Trovejavam veios luminosos lá fora, entre os estilhaços de vidro que protegiam a habitação do mau tempo…As gotas farejavam as frechas por onde se infiltrariam, para num colapso só, alagarem os alicerces simentados por tempos anedónicos. As telhas teclavam os dentes, numa sinfonia atónica, sem eira nem beiral por onde arrastar a água pendente da chuva.
Os móveis dançavam ao som de um boogie-woogie desconcertado, conduzido pelo ritmo ciclónico, que se confinavam à exiguidade do universo, preso ali mesmo no jardim maltratado.
Enquanto as cortinas se bamboleavam nos reflexos cinza da chuva que passava, rangiam as portas em cópulas apressadas pelo frio que vinha do final do corredor, onde a janela permanecia aberta..aberta..

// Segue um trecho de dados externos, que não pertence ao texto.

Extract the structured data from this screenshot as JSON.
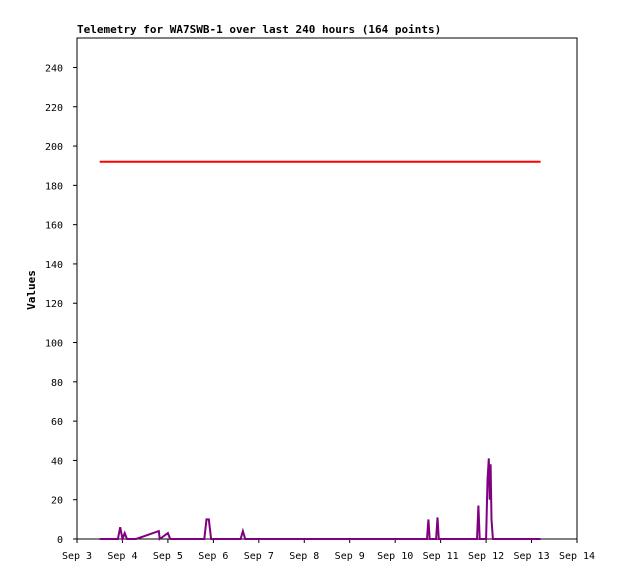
{
  "chart_data": {
    "type": "line",
    "title": "Telemetry for WA7SWB-1 over last 240 hours (164 points)",
    "ylabel": "Values",
    "xlabel": "",
    "ylim": [
      0,
      255
    ],
    "x_tick_labels": [
      "Sep 3",
      "Sep 4",
      "Sep 5",
      "Sep 6",
      "Sep 7",
      "Sep 8",
      "Sep 9",
      "Sep 10",
      "Sep 11",
      "Sep 12",
      "Sep 13",
      "Sep 14"
    ],
    "y_ticks": [
      0,
      20,
      40,
      60,
      80,
      100,
      120,
      140,
      160,
      180,
      200,
      220,
      240
    ],
    "grid": false,
    "series": [
      {
        "color": "#ff0000",
        "x": [
          3.5,
          13.2
        ],
        "values": [
          192,
          192
        ]
      },
      {
        "color": "#800080",
        "x": [
          3.5,
          3.9,
          3.95,
          4.0,
          4.05,
          4.1,
          4.12,
          4.3,
          4.8,
          4.82,
          5.0,
          5.05,
          5.8,
          5.85,
          5.9,
          5.95,
          6.6,
          6.65,
          6.7,
          10.7,
          10.73,
          10.76,
          10.9,
          10.93,
          10.96,
          11.0,
          11.8,
          11.83,
          11.86,
          12.0,
          12.03,
          12.06,
          12.08,
          12.1,
          12.12,
          12.15,
          13.2
        ],
        "values": [
          0,
          0,
          6,
          0,
          3,
          0,
          0,
          0,
          4,
          0,
          3,
          0,
          0,
          10,
          10,
          0,
          0,
          4,
          0,
          0,
          10,
          0,
          0,
          11,
          0,
          0,
          0,
          17,
          0,
          0,
          30,
          41,
          20,
          38,
          10,
          0,
          0
        ]
      }
    ]
  }
}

Na cozinha, a mesa tinha restos de víveres ensopados pelas sombras cinzas emanadas pelas nuvens cabisbaixas, que tentavam entrar pelos vidros opacos. As facas ganhavam vida própria e cortavam estes pedaços de céu, para um banquete tardio que se havia de fazer, sempre que pingassem rios nilos nos confins daquele lar.
Subindo as escadas, encontravam-se os quartos com camas de odores a terra molhada, a amores devassos que se propagavam na enxurrada que os havia de levar até à cómoda, onde poderiam pentear os seus cabelos de cobre reluzente..
Finalmente, no sótão, reduto final da intempérie constante, podiam avistar-se os raios quentes de um sol que despontava a partir de quimeras isoladas, e que desatava todos os sonhos escritos naquelas sombras vagabundas…as sombras de uma casa.